Post a Comment Print Share on Facebook
Featured Sáhara Policía PSOE Turquía Rusia

Taxes points out that the indirect ownership of real estate by non-residents is not taxed in Spain by Patrimony

MADRID, 7 Oct.

- 13 reads.

Taxes points out that the indirect ownership of real estate by non-residents is not taxed in Spain by Patrimony

MADRID, 7 Oct. (EUROPA PRESS) -

The General Directorate of Taxes (DGT) has confirmed that the holding of shares or participations in non-resident entities, which directly or indirectly own real estate investments in Spain, does not generate taxation in Spain for the Wealth Tax (IP).

This has been provided for in the binding resolution number V1947-22, which affects natural persons not resident in Spain who own real estate in this country indirectly, that is, through foreign entities.

The resolution is motivated by a tax query presented by Bové Montero y Asociados on behalf of a natural person tax resident in Germany who owns 100% of the shares in a German entity that, through other non-resident entities, holds the ownership of a property in Mallorca, as reported by the professional services firm.

As explained, the consultant has indirect ownership of a property in Spain. Under this assumption, Tributos states that the consultant is not subject to Wealth Tax since he is not the (direct) owner of assets located in Spain.

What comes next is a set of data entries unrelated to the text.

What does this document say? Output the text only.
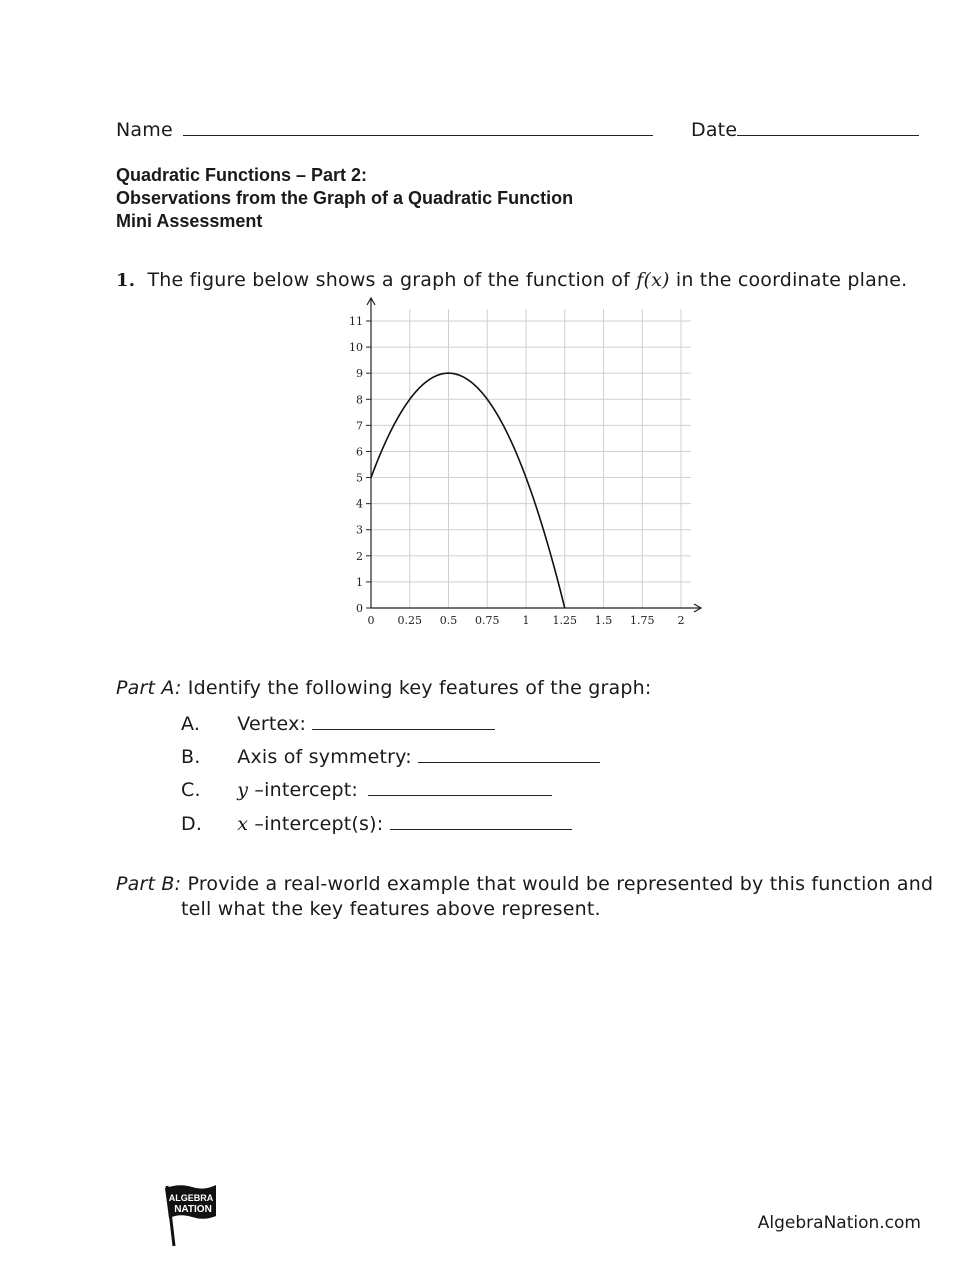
Name	Date
Quadratic Functions – Part 2:
Observations from the Graph of a Quadratic Function
Mini Assessment
1. The figure below shows a graph of the function of f(x) in the coordinate plane.
0 0.25 0.5 0.75 1 1.25 1.5 1.75 2
0
1
2
3
4
5
6
7
8
9
10
11
Part A: Identify the following key features of the graph:
A. Vertex:
B. Axis of symmetry:
C. y –intercept:
D. x –intercept(s):
Part B: Provide a real-world example that would be represented by this function and
tell what the key features above represent.
ALGEBRA
NATION
AlgebraNation.com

The partner of Bové Montero y Asociados Andreu Bové Boyd argues that "the sentence provides legal certainty and will help to resolve numerous files initiated by the tax authorities and to claim refunds from previous years."

In the cases in which the Wealth Tax has been liquidated due to similar situations, the partner of the firm considers that "the possibility of requesting the return of undue income and the corresponding default interest should be analyzed."

As they recall, in the past Taxes had ruled to the contrary, indicating that non-residents indirectly owning real estate in Spain should be taxed in Spain for the Wealth Tax, when, for example, the real estate accounted for more than 50% of the assets of the company (in coherence with resolutions number V0093-16 and V1995-20).

From the professional services firm, Bové Boyd reasons that they understood that this interpretation had no legal support since "although some Agreements to Avoid Double Taxation (CDI) granted the power to Spain to subject the ownership of real estate to taxation through foreign entities, the Spanish internal regulations lacked the corresponding legal provision that would allow Spain to hold the indirect possession of real estate".